Rock Region Metro, formerly the Central Arkansas Transit Authority, has outlined its MOVE Central Arkansas plan to expand and improve bus service. With increased funding generated by a successful measure on March 1st, the agency hopes to build a bus rapid transit system, add regular bus routes, improve frequency on high-volume routes, and complete numerous other projects to enhance the region’s mobility and connectivity.
The Committee to Connect in central Arkansas has launched the Vote to Connect campaign supporting the sales tax measure and working to educate the public on the importance of investment in transit. The measure enjoys support from a variety of community stakeholders, including the North Little Rock Chamber of Commerce, the Downtown Little Rock Partnership, the Coalition of Greater Little Rock Neighborhoods, and Arkansas Community Organizations.
At the same time, American’s for Prosperity (AFP), a conservative anti-tax group, has organized members of the community in opposition to the March 1st measure. They are knocking on doors and distributing pamphlets stating, “Pulaski County Residents will Pay the Price” if the proposed quarter-cent sales tax measure passes. Local AFP chapters are becoming increasingly vocal and active in campaigns opposing transit ballot measures across the country.
On Tuesday, Pulaski County voters will have the opportunity to support expanded transit service for their community. Be sure to check our website and follow CFTE on Twitter and Facebook for updates on the outcome of Tuesday’s election.
Measures to watch in March and April
2016 is already shaping up to be a busy year for transit advocates across the country. The vote in Pulaski County, Arkansas on March 1st is the first of many measures to go before voters this year.
After Pulaski County, two Michigan townships are slated to ask voters to support continued investment in transit on March 8th. Grand Haven Township will ask residents to renew a 0.95-mill property tax that supports Harbor Transit service. The renewal would raise over $670 thousand for the transit agency. In Bedford Township, officials will ask voters to increase the current 0.25-mill property tax funding Lake Erie Transit (LET) by 0.1-mill. If successful, this measure would bring the total levy up to the maximum of 0.35 mills for LET.
A long-anticipated, multi-faceted tax measure in Tulsa, Oklahoma is set to go before voters on April 5th. After discussion of significantly cutting transit investment out of their Vision tax Tulsa plan, city officials finally agreed to a plan that incorporates substantial funding for transit.
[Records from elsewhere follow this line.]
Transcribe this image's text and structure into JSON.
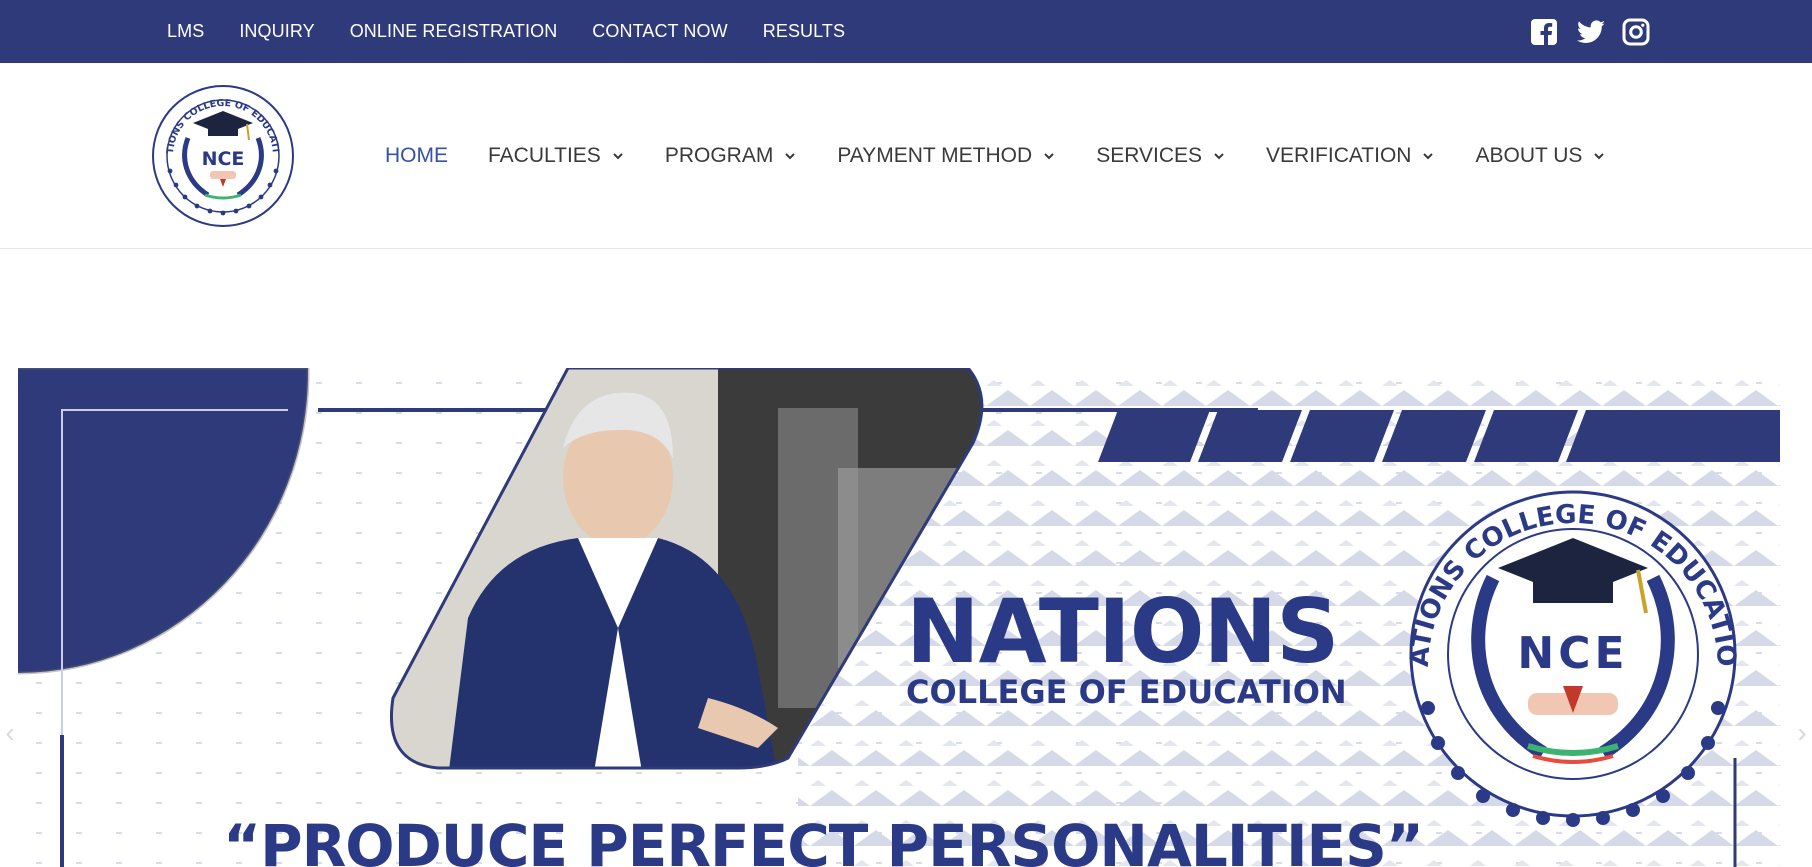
{
  "topbar": {
    "links": [
      "LMS",
      "INQUIRY",
      "ONLINE REGISTRATION",
      "CONTACT NOW",
      "RESULTS"
    ],
    "social": [
      "facebook-icon",
      "twitter-icon",
      "instagram-icon"
    ]
  },
  "header": {
    "logo": {
      "abbr": "NCE",
      "ring_text": "NATIONS COLLEGE OF EDUCATION"
    },
    "nav": [
      {
        "label": "HOME",
        "dropdown": false,
        "active": true
      },
      {
        "label": "FACULTIES",
        "dropdown": true
      },
      {
        "label": "PROGRAM",
        "dropdown": true
      },
      {
        "label": "PAYMENT METHOD",
        "dropdown": true
      },
      {
        "label": "SERVICES",
        "dropdown": true
      },
      {
        "label": "VERIFICATION",
        "dropdown": true
      },
      {
        "label": "ABOUT US",
        "dropdown": true
      }
    ]
  },
  "hero": {
    "title": "NATIONS",
    "subtitle": "COLLEGE OF EDUCATION",
    "slogan": "“PRODUCE PERFECT PERSONALITIES”",
    "seal_abbr": "NCE",
    "seal_ring_text": "NATIONS COLLEGE OF EDUCATION"
  },
  "colors": {
    "brand_navy": "#2e3a7a",
    "accent_blue": "#3452a8",
    "pattern": "#d6d9e8"
  }
}
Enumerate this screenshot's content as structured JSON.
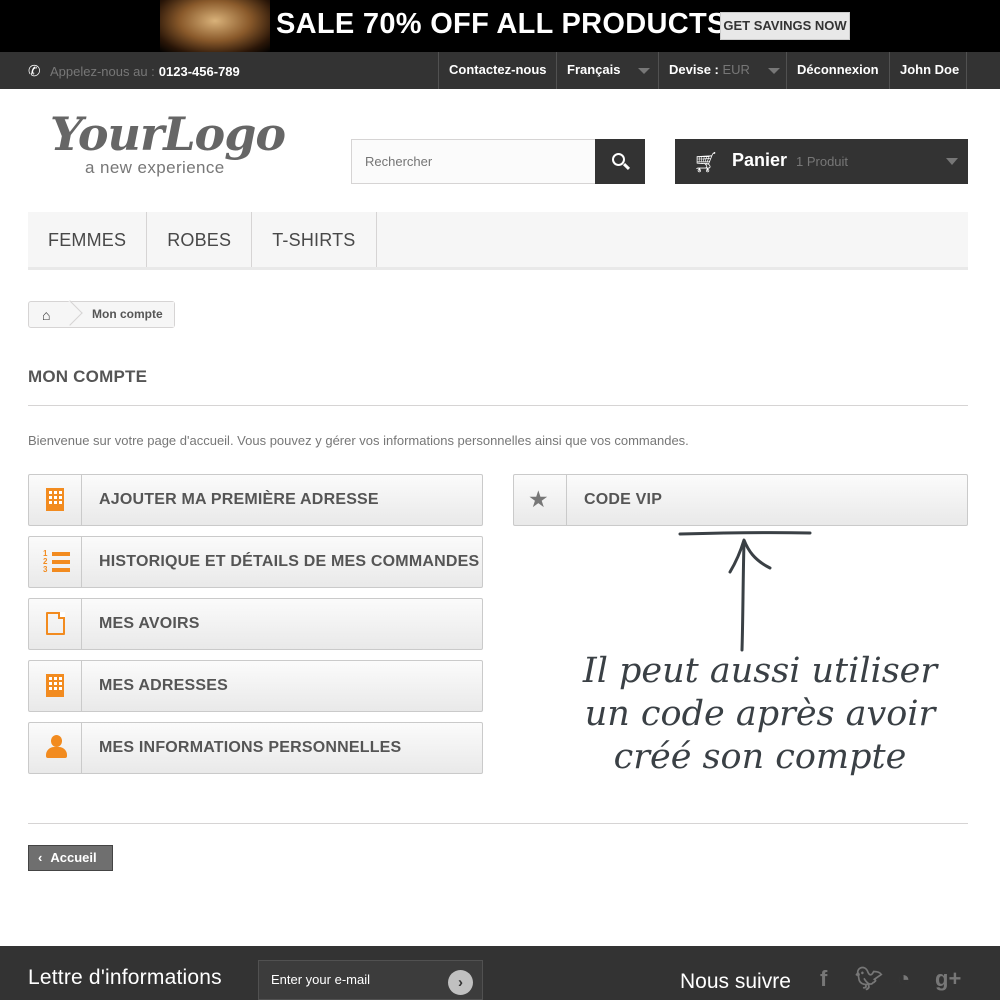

If voters approve the 15-year Vision Tulsa tax plan on the April 5th ballot, an estimated $57 million, or 56 percent of total revenue allocated to transportation in the new tax plan, will go to transit expansion in Tulsa over that 15-year time period.
Also in April, voters in Ellensburg, Washington will decide on a 0.2 percent sales tax increase for ten years to support the Ellensburg Transportation Benefit District. This Benefit District oversees Central Transit. This measure will be on the ballot on April 26th and, if passed, would generate an estimated additional $792 thousand for Central Transit in 2017.
For a full list of the confirmed and potential measures CFTE is monitoring in 2016, be sure to check our website, and follow us on Twitter and Facebook for news, election coverage, and more information on transportation ballot measures across the country.
ICYMI: Talking Headways Podcast: New Tactics for Transportation Ballot Measures
Jason Jordan, CFTE’s Executive Director, recently spoke with Streetsblog’s Jeff Wood about the current climate for transportation ballot measures and strategies for success. He also addressed tactics for combatting political action networks that oppose public investment in transit as they become increasingly engaged in local initiatives.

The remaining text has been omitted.